The latest bulletin from the Ministry covering the week 8-14 April, says that in that period alone 118,057 cases of malaria were recorded, resulting in 71 deaths. The real figures are certainly larger, since two provinces (Manica and Cabo Delgado) had not yet sent their figures for that week to the Ministry.
The province worst affected by malaria that week was Gaza was with 31,707 cases and 18 deaths, followed by Nampula with 31,665 cases and 17 deaths. These figures show no decline in malaria cases from 2006, when 6.3 million cases were diagnosed and 5,156 people died from the disease.
Malaria is endemic throughout the country. It is responsible for 40 per cent of all consultations in Mozambican health units. 60 per cent of the children in Mozambican paediatric wards are admitted because of severe bouts of malaria.
Malaria remains the largest single cause of mortality in Mozambican hospitals, where it is responsible for 30 per cent of all recorded deaths.
A syndicate formed by the French bank CA Lyon and the Portuguese BPI is likely to lend Mozambique the $700 million it needs to purchase a majority stake in the Cahora Bassa dam, on the Zambezi river.
Ever since the completion of the dam, the majority shareholder in the operating company, Hidroelectrica de Cahora Bassa (HCB), has been the Portuguese state, with 82 per cent. The remaining 18 per cent is in the hands of the Mozambican state.
Under a deal signed last year between President Armando Guebuza and Portuguese Prime Minister Jose Socrates, Mozambique will own 85 per cent of the HCB shares, while the Portuguese participation will drop to 15 per cent.
Mozambique has agreed to pay Portugal $700 million for 67 per cent of the shares. (The separate question of HCB's debt to the Portuguese treasury was solved with a payment of $250 million from HCB's own coffers.)
The Mozambican government has always been confident that it can raise the $700 million through a bank loan. Now that the country is at peace, and HCB is a viable concern, selling power to South Africa and Zimbabwe, as well as to the Mozambican state electricity company EDM, it should be possible to repay the loan out of the Mozambican state's share in HCB profits.
In March, the government invited Mozambican and foreign financial institutions to make proposals for the loan. Banks were to put in their bids by 15 April, and the government then hired an international auditing company to analyse the bids. That company ranked the top three bids.

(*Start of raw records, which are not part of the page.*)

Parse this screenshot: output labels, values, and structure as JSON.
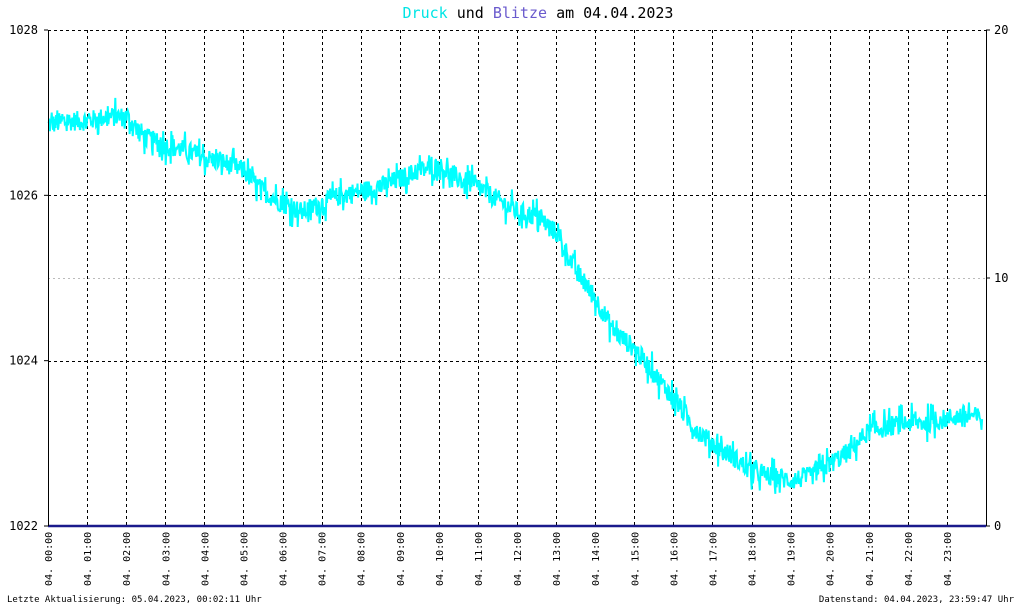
{
  "title": {
    "series1": "Druck",
    "conj": "und",
    "series2": "Blitze",
    "prep": "am",
    "date": "04.04.2023"
  },
  "colors": {
    "pressure": "#00ffff",
    "lightning": "#1a1a8c",
    "title_druck": "#00e5e5",
    "title_blitze": "#6a5acd",
    "frame": "#000000",
    "grid_major": "#000000",
    "grid_minor": "#bbbbbb"
  },
  "footer": {
    "left": "Letzte Aktualisierung: 05.04.2023, 00:02:11 Uhr",
    "right": "Datenstand: 04.04.2023, 23:59:47 Uhr"
  },
  "chart_data": {
    "type": "line",
    "x_tick_labels": [
      "04. 00:00",
      "04. 01:00",
      "04. 02:00",
      "04. 03:00",
      "04. 04:00",
      "04. 05:00",
      "04. 06:00",
      "04. 07:00",
      "04. 08:00",
      "04. 09:00",
      "04. 10:00",
      "04. 11:00",
      "04. 12:00",
      "04. 13:00",
      "04. 14:00",
      "04. 15:00",
      "04. 16:00",
      "04. 17:00",
      "04. 18:00",
      "04. 19:00",
      "04. 20:00",
      "04. 21:00",
      "04. 22:00",
      "04. 23:00"
    ],
    "xlim": [
      0,
      24
    ],
    "y_left": {
      "ylim": [
        1022,
        1028
      ],
      "tick_labels": [
        "1022",
        "1024",
        "1026",
        "1028"
      ]
    },
    "y_right": {
      "ylim": [
        0,
        20
      ],
      "tick_labels": [
        "0",
        "10",
        "20"
      ]
    },
    "grid": true,
    "series": [
      {
        "name": "Druck",
        "axis": "left",
        "x": [
          0,
          0.5,
          1,
          1.5,
          2,
          2.5,
          3,
          3.5,
          4,
          4.5,
          5,
          5.5,
          6,
          6.5,
          7,
          7.5,
          8,
          8.5,
          9,
          9.5,
          10,
          10.5,
          11,
          11.5,
          12,
          12.5,
          13,
          13.5,
          14,
          14.5,
          15,
          15.5,
          16,
          16.5,
          17,
          17.5,
          18,
          18.5,
          19,
          19.5,
          20,
          20.5,
          21,
          21.5,
          22,
          22.5,
          23,
          23.5,
          23.9
        ],
        "y": [
          1026.85,
          1026.9,
          1026.9,
          1026.95,
          1026.95,
          1026.7,
          1026.6,
          1026.55,
          1026.45,
          1026.4,
          1026.3,
          1026.05,
          1025.9,
          1025.8,
          1025.9,
          1026.0,
          1026.05,
          1026.1,
          1026.2,
          1026.3,
          1026.35,
          1026.2,
          1026.1,
          1025.95,
          1025.8,
          1025.75,
          1025.55,
          1025.1,
          1024.75,
          1024.35,
          1024.15,
          1023.85,
          1023.55,
          1023.2,
          1023.0,
          1022.85,
          1022.65,
          1022.6,
          1022.55,
          1022.6,
          1022.75,
          1022.9,
          1023.15,
          1023.2,
          1023.25,
          1023.25,
          1023.3,
          1023.35,
          1023.3
        ],
        "noise_amplitude": 0.15
      },
      {
        "name": "Blitze",
        "axis": "right",
        "x": [
          0,
          24
        ],
        "y": [
          0,
          0
        ]
      }
    ]
  }
}
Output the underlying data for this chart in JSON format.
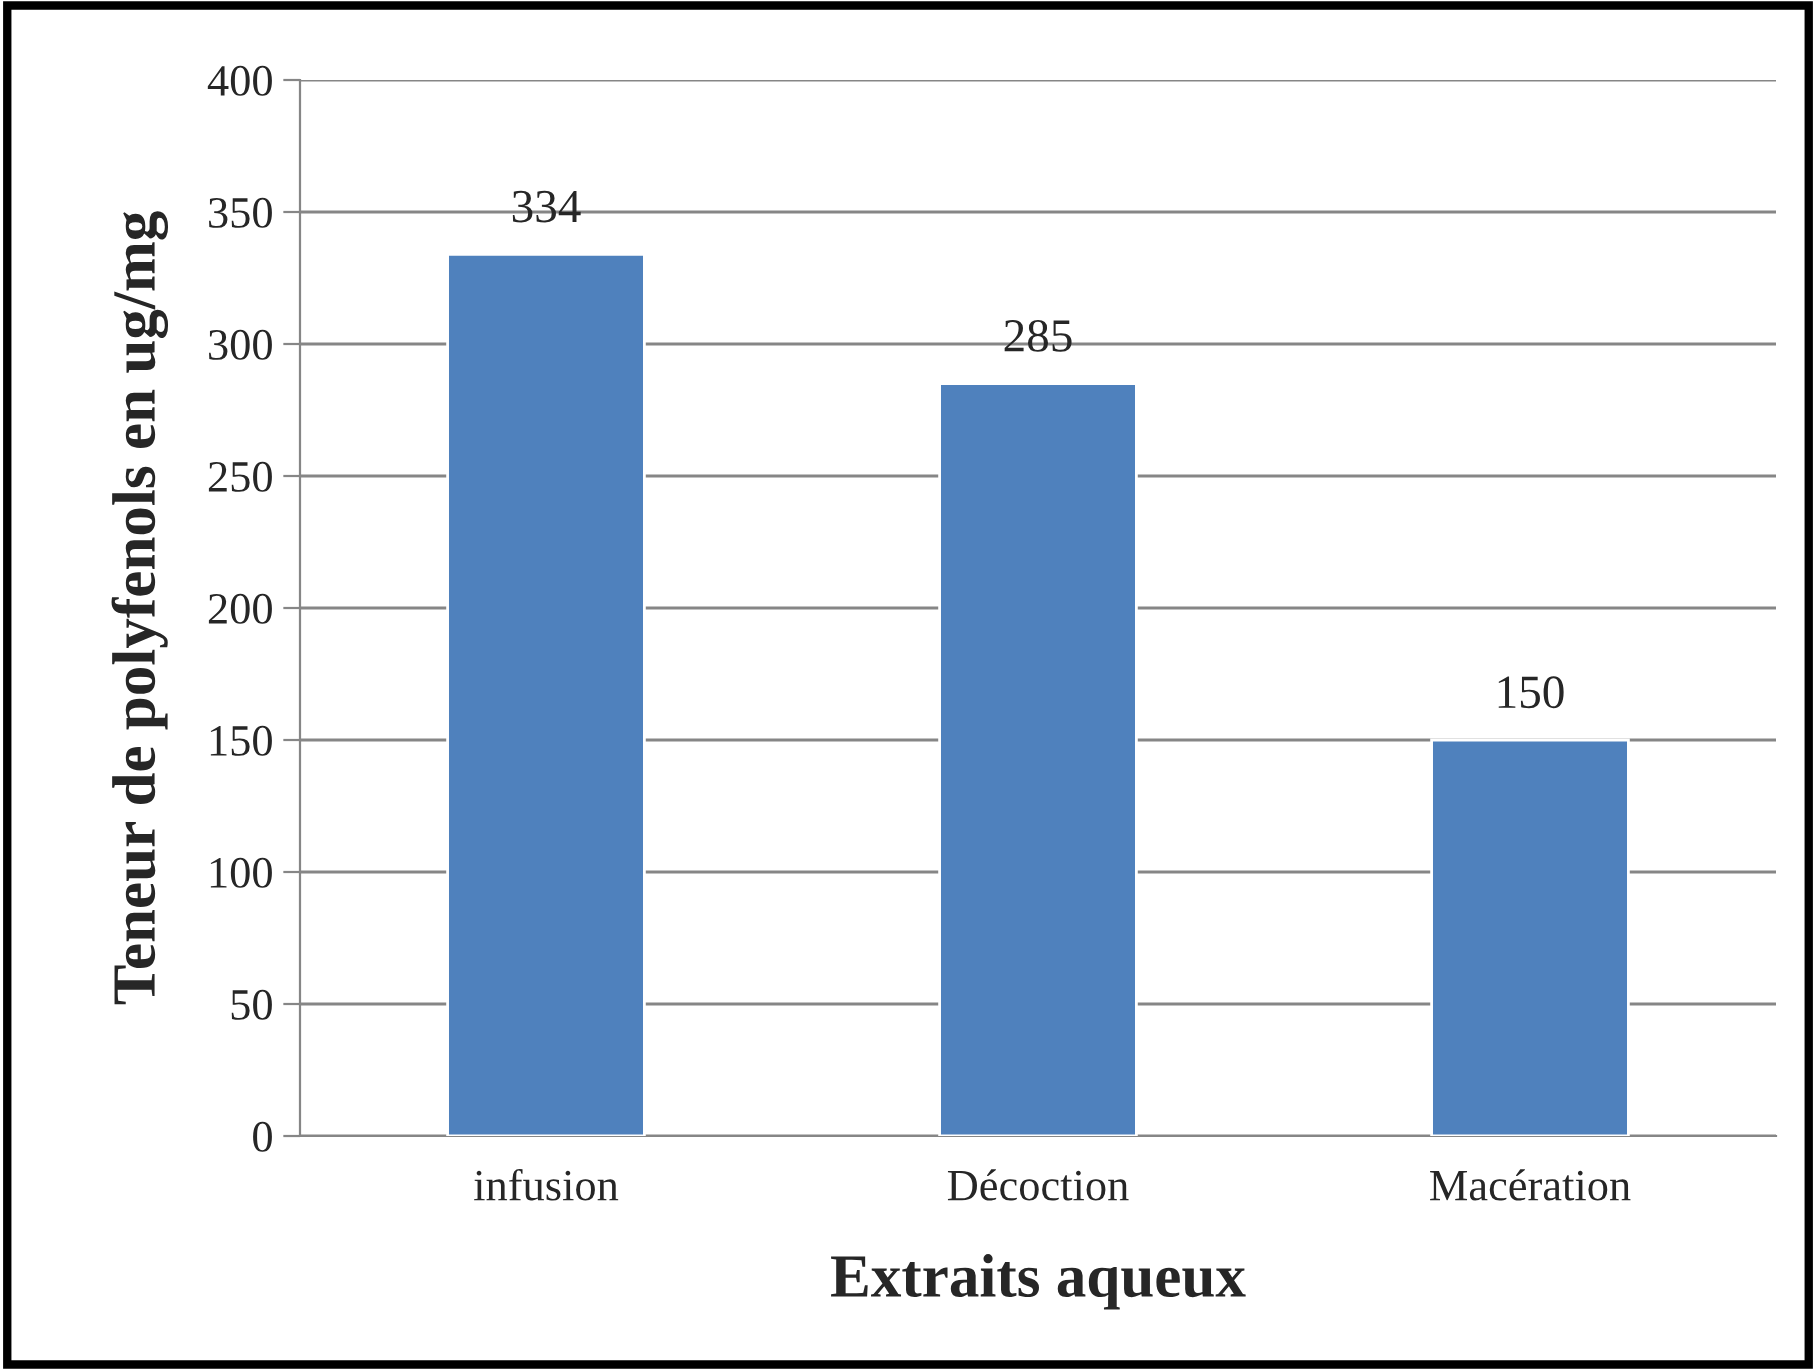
{
  "chart_data": {
    "type": "bar",
    "xlabel": "Extraits aqueux",
    "ylabel": "Teneur de polyfenols en ug/mg",
    "categories": [
      "infusion",
      "Décoction",
      "Macération"
    ],
    "values": [
      334,
      285,
      150
    ],
    "color": "#4f81bd",
    "ylim": [
      0,
      400
    ],
    "yticks": [
      0,
      50,
      100,
      150,
      200,
      250,
      300,
      350,
      400
    ],
    "grid": "y",
    "data_labels": true
  }
}
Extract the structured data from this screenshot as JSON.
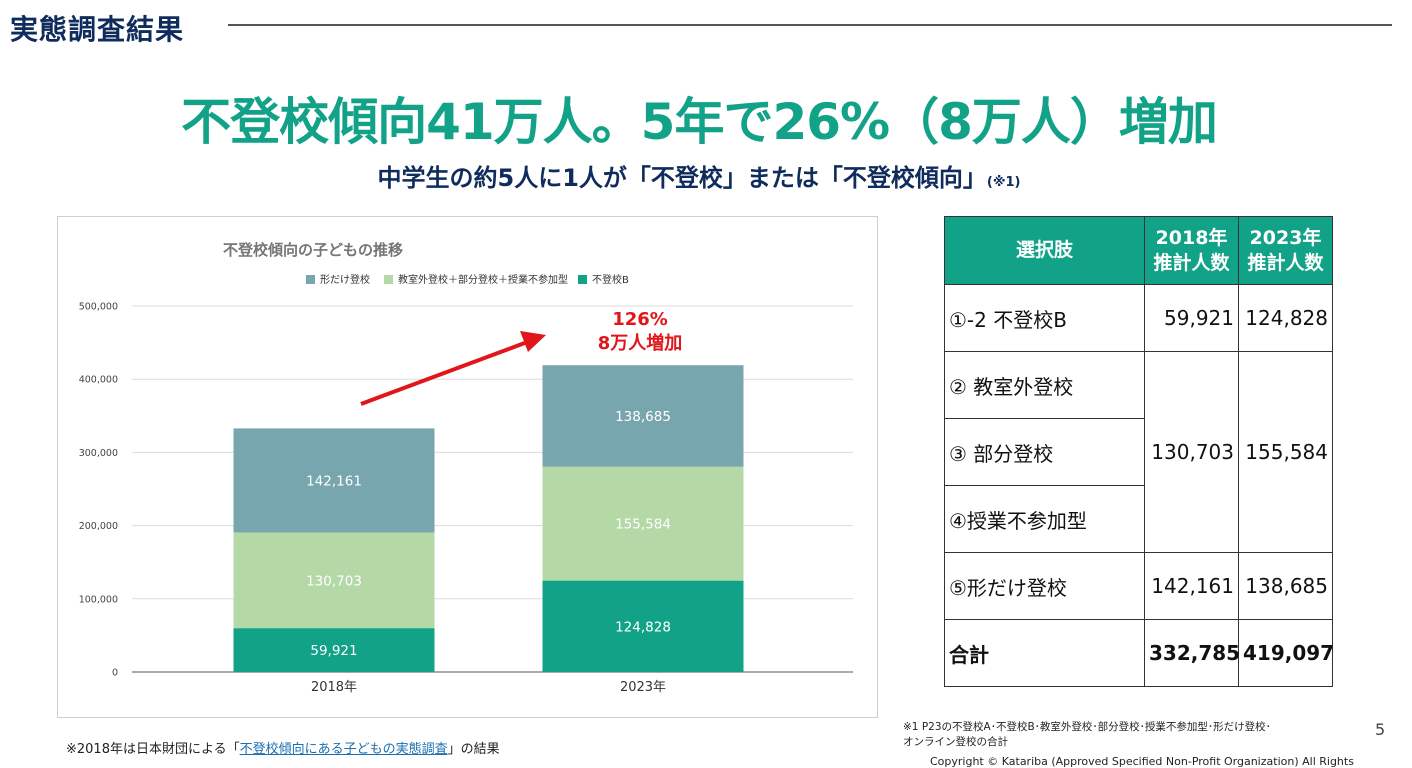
{
  "header": {
    "section_title": "実態調査結果"
  },
  "headline": "不登校傾向41万人。5年で26%（8万人）増加",
  "subhead": {
    "text": "中学生の約5人に1人が「不登校」または「不登校傾向」",
    "note": "(※1)"
  },
  "chart_data": {
    "type": "bar",
    "stacked": true,
    "title": "不登校傾向の子どもの推移",
    "categories": [
      "2018年",
      "2023年"
    ],
    "series": [
      {
        "name": "不登校B",
        "values": [
          59921,
          124828
        ],
        "color": "#12a287",
        "value_labels": [
          "59,921",
          "124,828"
        ]
      },
      {
        "name": "教室外登校＋部分登校＋授業不参加型",
        "values": [
          130703,
          155584
        ],
        "color": "#b5d8a7",
        "value_labels": [
          "130,703",
          "155,584"
        ]
      },
      {
        "name": "形だけ登校",
        "values": [
          142161,
          138685
        ],
        "color": "#78a6ae",
        "value_labels": [
          "142,161",
          "138,685"
        ]
      }
    ],
    "legend_order": [
      "形だけ登校",
      "教室外登校＋部分登校＋授業不参加型",
      "不登校B"
    ],
    "legend_position": "top",
    "ylim": [
      0,
      500000
    ],
    "yticks": [
      "0",
      "100,000",
      "200,000",
      "300,000",
      "400,000",
      "500,000"
    ],
    "ytick_values": [
      0,
      100000,
      200000,
      300000,
      400000,
      500000
    ],
    "grid": true,
    "annotation": {
      "line1": "126%",
      "line2": "8万人増加",
      "color": "#e0161b"
    }
  },
  "table": {
    "headers": [
      {
        "line1": "選択肢",
        "line2": ""
      },
      {
        "line1": "2018年",
        "line2": "推計人数"
      },
      {
        "line1": "2023年",
        "line2": "推計人数"
      }
    ],
    "rows": {
      "r1": {
        "option": "①-2 不登校B",
        "v2018": "59,921",
        "v2023": "124,828"
      },
      "r2": {
        "option": "② 教室外登校",
        "v2018": "130,703",
        "v2023": "155,584"
      },
      "r3": {
        "option": "③ 部分登校"
      },
      "r4": {
        "option": "④授業不参加型"
      },
      "r5": {
        "option": "⑤形だけ登校",
        "v2018": "142,161",
        "v2023": "138,685"
      },
      "total": {
        "option": "合計",
        "v2018": "332,785",
        "v2023": "419,097"
      }
    }
  },
  "footnote_left": {
    "prefix": "※2018年は日本財団による「",
    "link": "不登校傾向にある子どもの実態調査",
    "suffix": "」の結果"
  },
  "footnote_right": {
    "line1": "※1 P23の不登校A･不登校B･教室外登校･部分登校･授業不参加型･形だけ登校･",
    "line2": "オンライン登校の合計"
  },
  "page_number": "5",
  "copyright": "Copyright © Katariba (Approved Specified Non-Profit Organization) All Rights Reserved.",
  "colors": {
    "accent": "#12a287",
    "navy": "#0f2c5c",
    "red": "#e0161b"
  }
}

The first came from the Portuguese Investment Bank (BPI), in alliance with CA Lyon, a French investment bank formed out of the merger between Credit Lyonais and Credit Agricole. BPI is already involved in the Mozambican financial market through a 30 per cent holding in the country's second largest commercial bank, the BCI-Fomento.
Under last year's agreement the 700 million dollars should be paid to Portugal by the end of this year. Under "exceptional circumstances" the deadline can be extended to 30 June 2008, provided Mozambique pays at least 50 per cent of the sum this year.